Côte d’Ivoire : La fin de la crise du cacao se profile avec l’écoulement des stocks restants
Un pas décisif vient d’être franchi dans la gestion de la crise du cacao en Côte d’Ivoire. Réunis à la Caistab, au Plateau, les acteurs de la filière ont annoncé, jeudi, un accord autour de l’enlèvement effectif des stocks résiduels. Une étape majeure qui marque l’entrée dans la phase finale d’une crise ayant durement affecté producteurs et coopératives.
L’annonce a été faite lors d’une conférence de presse présidée par le ministre de l’Agriculture, du Développement rural et des Productions vivrières, Bruno Nabagné Koné, en présence du directeur général du Conseil du Café-Cacao (CCC), Yves Brahima Koné, et des responsables de l’Organisation interprofessionnelle agricole (OIA) café-cacao, jeudi 9 avril à la Caistab, au Plateau.
Le message du président de l’OIA café-cacao, Siaka Diakité, a été lu par le 3e vice-président, Obed Blondé Doua. Dans son intervention, celui-ci a insisté sur la portée de l’opération engagée, rappelant que la gestion des stocks résiduels, estimés à plus de 102 000 tonnes réparties dans 1 430 coopératives, arrive à son terme.
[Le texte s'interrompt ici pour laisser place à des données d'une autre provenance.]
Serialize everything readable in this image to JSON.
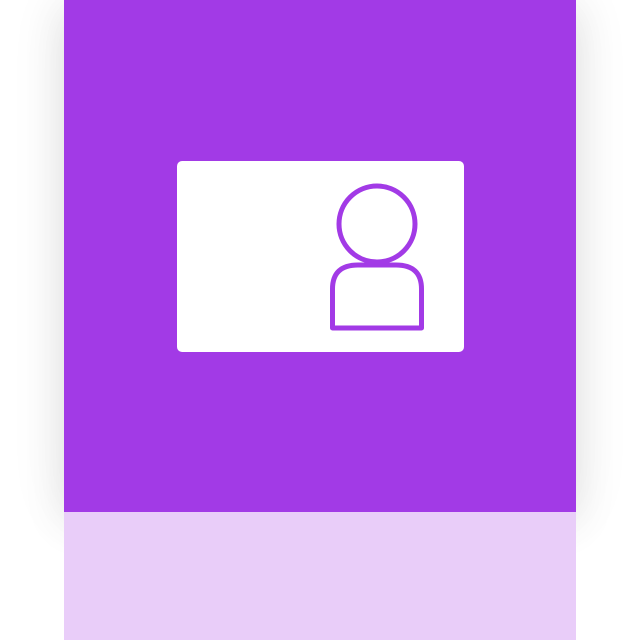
{
  "icon": {
    "name": "contact-card-icon",
    "tile_color": "#a23ae6",
    "card_color": "#ffffff",
    "glyph_color": "#a23ae6",
    "reflection_color": "#e9cdf9"
  }
}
Il a souligné que l’enlèvement des 23 830 tonnes attribuées à l’OIA constitue la phase finale du processus de déstockage.
« Le traitement des stocks résiduels arrive à son terme », a-t-il affirmé, évoquant une étape décisive vers la normalisation de la filière et un soulagement attendu pour les producteurs. À la suite d’une décision des autorités ivoiriennes, les quotas initialement accordés à certaines entreprises, notamment SITAPA (29 360 tonnes) et TRANSCAO (15 000 tonnes), ont été annulés, puis partiellement réaffectés à l’OIA café-cacao.
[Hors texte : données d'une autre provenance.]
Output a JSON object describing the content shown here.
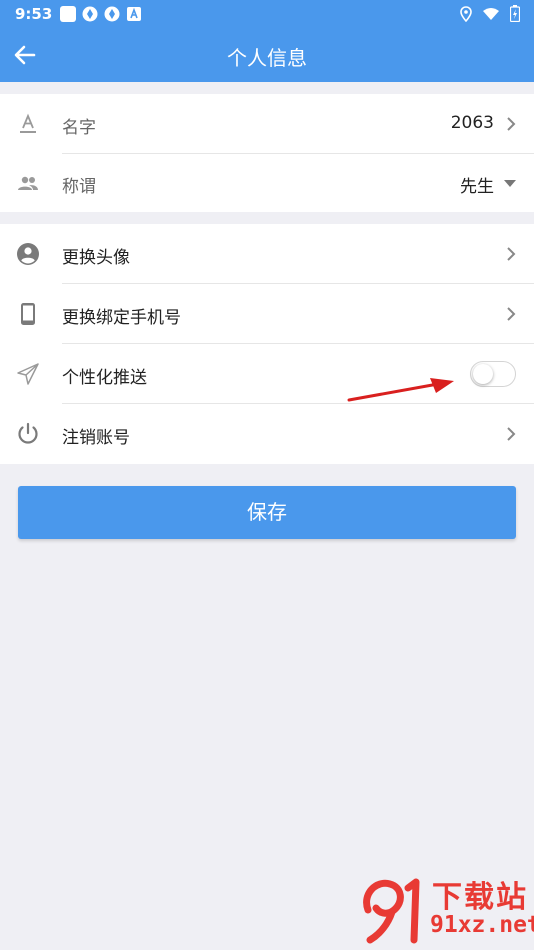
{
  "status_bar": {
    "time": "9:53"
  },
  "header": {
    "title": "个人信息"
  },
  "profile_section": {
    "name": {
      "label": "名字",
      "value": "2063"
    },
    "salutation": {
      "label": "称谓",
      "value": "先生"
    }
  },
  "settings_section": {
    "change_avatar": "更换头像",
    "change_phone": "更换绑定手机号",
    "personalized_push": "个性化推送",
    "push_enabled": false,
    "deactivate_account": "注销账号"
  },
  "save_button": "保存",
  "watermark": {
    "brand": "下载站",
    "site": "91xz.net"
  },
  "colors": {
    "primary": "#4a98ec",
    "annotation_arrow": "#d9201f",
    "watermark": "#e83a34"
  }
}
Depuis plusieurs mois, la filière est confrontée à une situation difficile, marquée par l’immobilisation des stocks, le blocage des revenus et la fragilisation des producteurs. Face à cette crise, l’État ivoirien a choisi de recentrer ses efforts sur les producteurs et de privilégier une approche concertée avec les acteurs de terrain. Prenant la parole, le ministre Bruno Nabagné Koné a salué l’attitude des producteurs, qu’il a qualifiée de responsable dans un contexte pourtant tendu.
« C’est une posture de responsabilité que vous avez décidé de prendre, que nous saluons », a-t-il déclaré, soulignant que malgré les incompréhensions et les difficultés, les producteurs ont fait le choix du dialogue, de la patience et de l’accompagnement des mesures gouvernementales. Pour lui, cette attitude a été déterminante dans la recherche de solutions et a permis d’éviter une aggravation de la crise.
Le ministre a insisté sur la nécessité de maintenir cet esprit de collaboration entre l’État et les acteurs de la filière, estimant que la sortie durable de crise repose avant tout sur la confiance mutuelle et la concertation.
Il a également rappelé l’effort financier consenti par le gouvernement pour soutenir les producteurs, avec le maintien du prix bord champ à 1 200 FCFA/kg, malgré la baisse des cours internationaux, grâce à une mobilisation exceptionnelle de 231 milliards FCFA.
Dans la dynamique de relance, il a invité les producteurs à tourner définitivement la page de la campagne principale 2025–2026, à s’engager pleinement dans la campagne intermédiaire et à anticiper dès à présent la prochaine campagne 2026–2027.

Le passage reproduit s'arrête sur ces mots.